AI & Health Technology
AI & Health Technology
How AI tools can help make sense of complex data and be an enabler
AI is usually discussed in two lazy ways.
One group thinks it will save medicine. The other thinks it will destroy it.
I am more interested in the third possibility. It will expose how shallow a lot of our thinking has become.
A tool that can read, summarize, compare, generate, classify, and reason across large amounts of information is not just a faster administrative assistant. Used well, it becomes a mirror. It shows us where our questions are vague, where our assumptions are weak, and where our systems depend on human memory pretending to be infrastructure.
In health, that matters.
A patient’s data is scattered across labs, imaging, notes, wearables, medication lists, food patterns, sleep history, family history, and the strange little details that only come out when someone finally has time to listen. AI can help organize that complexity.

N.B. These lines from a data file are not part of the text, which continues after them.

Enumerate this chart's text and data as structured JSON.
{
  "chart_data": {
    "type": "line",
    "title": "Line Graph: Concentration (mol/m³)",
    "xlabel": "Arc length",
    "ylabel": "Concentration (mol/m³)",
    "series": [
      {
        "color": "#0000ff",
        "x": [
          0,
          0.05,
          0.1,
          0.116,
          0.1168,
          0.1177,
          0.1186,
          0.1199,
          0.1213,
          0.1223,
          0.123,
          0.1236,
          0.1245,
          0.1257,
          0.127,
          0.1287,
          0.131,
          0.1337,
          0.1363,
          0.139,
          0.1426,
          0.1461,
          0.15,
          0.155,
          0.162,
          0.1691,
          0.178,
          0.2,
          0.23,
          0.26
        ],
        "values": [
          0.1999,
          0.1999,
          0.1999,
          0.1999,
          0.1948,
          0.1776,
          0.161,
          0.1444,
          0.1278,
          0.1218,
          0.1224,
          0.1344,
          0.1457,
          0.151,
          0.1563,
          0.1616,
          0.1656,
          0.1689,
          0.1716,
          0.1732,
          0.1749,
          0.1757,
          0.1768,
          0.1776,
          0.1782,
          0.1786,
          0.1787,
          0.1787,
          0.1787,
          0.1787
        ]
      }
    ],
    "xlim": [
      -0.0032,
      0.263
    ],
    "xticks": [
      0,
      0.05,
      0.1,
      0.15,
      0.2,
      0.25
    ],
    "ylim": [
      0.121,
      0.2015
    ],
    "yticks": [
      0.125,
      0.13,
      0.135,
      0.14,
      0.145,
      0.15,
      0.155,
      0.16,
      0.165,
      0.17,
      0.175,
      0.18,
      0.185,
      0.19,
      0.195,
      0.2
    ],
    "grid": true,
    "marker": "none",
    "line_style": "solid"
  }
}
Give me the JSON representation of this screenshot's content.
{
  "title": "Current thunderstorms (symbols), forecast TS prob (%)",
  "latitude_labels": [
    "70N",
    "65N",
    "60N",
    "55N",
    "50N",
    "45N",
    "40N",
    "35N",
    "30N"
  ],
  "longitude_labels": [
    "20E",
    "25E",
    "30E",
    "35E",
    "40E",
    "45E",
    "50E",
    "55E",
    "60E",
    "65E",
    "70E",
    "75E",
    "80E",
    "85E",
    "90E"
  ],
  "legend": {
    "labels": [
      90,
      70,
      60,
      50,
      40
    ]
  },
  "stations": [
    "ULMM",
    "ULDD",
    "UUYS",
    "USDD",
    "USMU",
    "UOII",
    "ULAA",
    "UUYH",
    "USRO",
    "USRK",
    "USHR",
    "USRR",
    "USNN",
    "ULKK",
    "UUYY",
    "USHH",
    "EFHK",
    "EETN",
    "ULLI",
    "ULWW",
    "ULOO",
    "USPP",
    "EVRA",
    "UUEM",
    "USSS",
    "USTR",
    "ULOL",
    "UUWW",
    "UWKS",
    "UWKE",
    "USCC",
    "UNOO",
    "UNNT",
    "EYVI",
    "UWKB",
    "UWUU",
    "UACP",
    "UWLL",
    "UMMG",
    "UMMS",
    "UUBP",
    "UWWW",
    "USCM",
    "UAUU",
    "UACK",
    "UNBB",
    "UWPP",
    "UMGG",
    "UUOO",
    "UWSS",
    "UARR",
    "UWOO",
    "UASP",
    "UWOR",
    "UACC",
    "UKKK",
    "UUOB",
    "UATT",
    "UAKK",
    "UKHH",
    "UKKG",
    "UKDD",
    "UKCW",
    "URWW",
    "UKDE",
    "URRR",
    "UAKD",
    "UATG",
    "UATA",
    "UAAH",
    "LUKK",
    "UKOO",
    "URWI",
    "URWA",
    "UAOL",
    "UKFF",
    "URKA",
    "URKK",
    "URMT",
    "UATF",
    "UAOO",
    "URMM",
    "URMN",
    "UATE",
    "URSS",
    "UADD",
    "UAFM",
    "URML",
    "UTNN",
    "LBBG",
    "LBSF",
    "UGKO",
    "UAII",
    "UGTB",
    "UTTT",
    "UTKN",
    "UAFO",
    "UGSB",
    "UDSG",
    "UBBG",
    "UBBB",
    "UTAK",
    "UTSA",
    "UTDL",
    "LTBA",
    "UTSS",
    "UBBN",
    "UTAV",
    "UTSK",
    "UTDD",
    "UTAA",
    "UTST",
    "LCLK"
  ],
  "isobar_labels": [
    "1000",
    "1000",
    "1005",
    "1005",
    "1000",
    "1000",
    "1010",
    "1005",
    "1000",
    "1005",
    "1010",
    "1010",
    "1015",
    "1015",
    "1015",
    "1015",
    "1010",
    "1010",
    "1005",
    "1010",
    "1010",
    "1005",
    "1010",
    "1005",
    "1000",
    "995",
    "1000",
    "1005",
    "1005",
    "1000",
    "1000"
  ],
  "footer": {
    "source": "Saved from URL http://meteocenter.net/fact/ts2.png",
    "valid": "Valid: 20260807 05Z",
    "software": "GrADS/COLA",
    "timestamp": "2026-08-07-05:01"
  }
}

But organization is not wisdom.
The danger is not that AI becomes too intelligent. The danger is that we use it to scale poor judgement faster than before.
This is where I write about AI, health technology, clinical reasoning, decision support, data, patient autonomy, and the uncomfortable question medicine has to face soon.
When the tool can see more connections than the clinician has time to process, what exactly is the clinician’s job?
My answer is simple enough.
Ask better questions. Understand the person. Use the machine. Do not become one.
Everything is connected.
Health is rarely just a body problem. Behaviour is rarely just a mindset problem. Technology is rarely just a tool problem.
Metabolism, sleep, focus, inflammation, habits, AI, family systems, clinical reasoning, and decision-making under pressure keep interfering with each other in real life.
Medicine alone is too narrow. Generic self-improvement is too shallow.